Znany piłkarz się wściekł. Stanowcza reakcja na ostatnie doniesienia
Lucas Paqueta zareagował na ostatnie doniesienia ze strony angielskich i brazylijskich mediów. Piłkarz, którego oskarżono o złamanie przepisów FA, utrzymuje, że jest niewinny.
Sprawa Lucasa Paquety wciąż trwa. Dochodzenie rozpoczęło się w 2023 roku, gdy zawodnika West Hamu United zaczęto podejrzewać o ustawianie spotkań w celu osiągnięcia korzyści finansowych.
Piłkarz miał między innymi celowo łapać żółte kartki. Stosowne zakłady rzekomo obstawiali członkowie rodziny oraz przyjaciele Brazylijczyka. Łącznie z kuponów pozyskano ponad 100 tysięcy funtów, co opisywaliśmy TUTAJ.
W ostatnich tygodniach do mediów zaczęły wyciekać kolejne spekulacje na temat zachowania Paquety oraz konsekwencji czekających na zawodnika. 27-latek postanowił zareagować.

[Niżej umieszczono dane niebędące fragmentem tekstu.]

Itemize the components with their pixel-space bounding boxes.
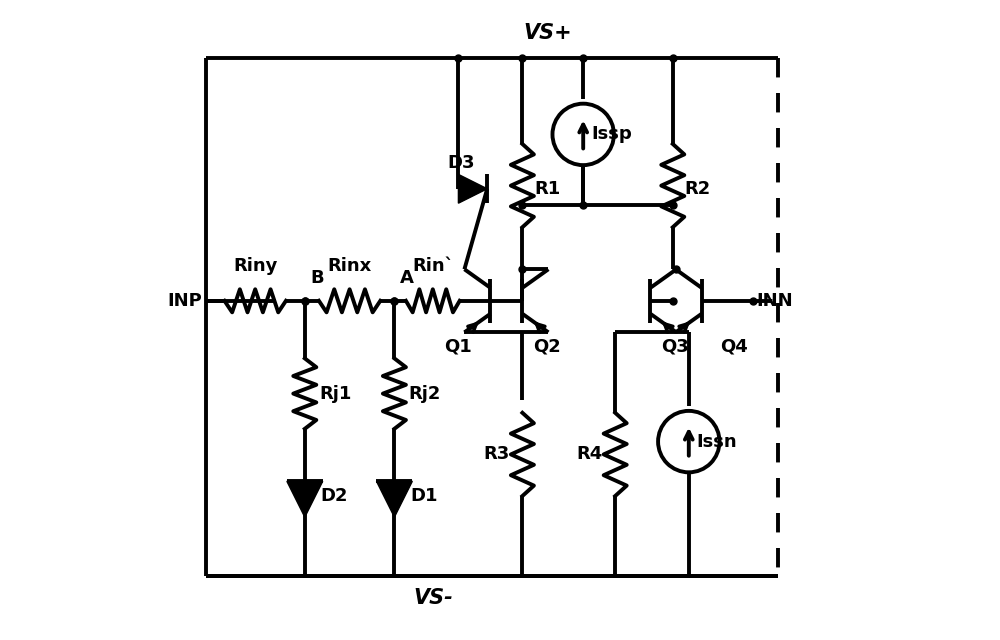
Text: Rj2: Rj2 — [408, 385, 441, 403]
Text: Rin`: Rin` — [412, 257, 454, 275]
Text: Q4: Q4 — [720, 338, 748, 356]
Text: INN: INN — [756, 292, 793, 310]
Text: R1: R1 — [534, 180, 560, 198]
Text: Issn: Issn — [696, 433, 737, 451]
Text: R2: R2 — [684, 180, 711, 198]
Text: Riny: Riny — [233, 257, 277, 275]
Text: B: B — [310, 269, 324, 287]
Text: D1: D1 — [410, 487, 438, 505]
Text: VS+: VS+ — [524, 23, 572, 44]
Text: VS-: VS- — [413, 588, 453, 609]
Text: D3: D3 — [447, 154, 474, 172]
Text: R3: R3 — [483, 445, 510, 463]
Text: Q3: Q3 — [662, 338, 689, 356]
Text: Issp: Issp — [591, 125, 632, 143]
Text: Rj1: Rj1 — [319, 385, 351, 403]
Polygon shape — [376, 481, 412, 517]
Text: A: A — [400, 269, 413, 287]
Polygon shape — [458, 175, 487, 204]
Text: Q2: Q2 — [534, 338, 561, 356]
Text: Rinx: Rinx — [327, 257, 372, 275]
Polygon shape — [287, 481, 323, 517]
Text: Q1: Q1 — [444, 338, 472, 356]
Text: INP: INP — [168, 292, 202, 310]
Text: R4: R4 — [576, 445, 602, 463]
Text: D2: D2 — [321, 487, 348, 505]
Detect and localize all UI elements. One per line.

- Jestem zdenerwowany i sfrustrowany ostatnimi artykułami, które pojawiają się w Anglii i Brazylii. Część z powielanych przez nie informacji jest całkowicie fałszywa. Jednocześnie obawiam się, że doniesienia te pochodzą od osoby bliskiej mojej sprawie - przekazał.
- Postępowanie toczone przez FA powinno być poufne. To sprawa bardzo ważna dla mnie i dla mojej rodziny. Ciągłe publikowanie niesprawdzonych informacji naraża mnie na brak sprawiedliwego przesłuchania - dodał.
- Poleciłem moim prawnikom, aby skontaktowali się z FA w celu ustalenia tego, jakim sposobem informacje przedostają się do opinii publicznej. Nadal zaprzeczam stawianym mi zarzutom i nie mogę doczekać się udowodnienia niewinności - podsumował.
Podczas śledztwa Paqueta pozostaje czynnym piłkarzem. Tylko w tym sezonie ofensywny pomocnik wystąpił w dziewięciu meczach i zdobył dwie bramki.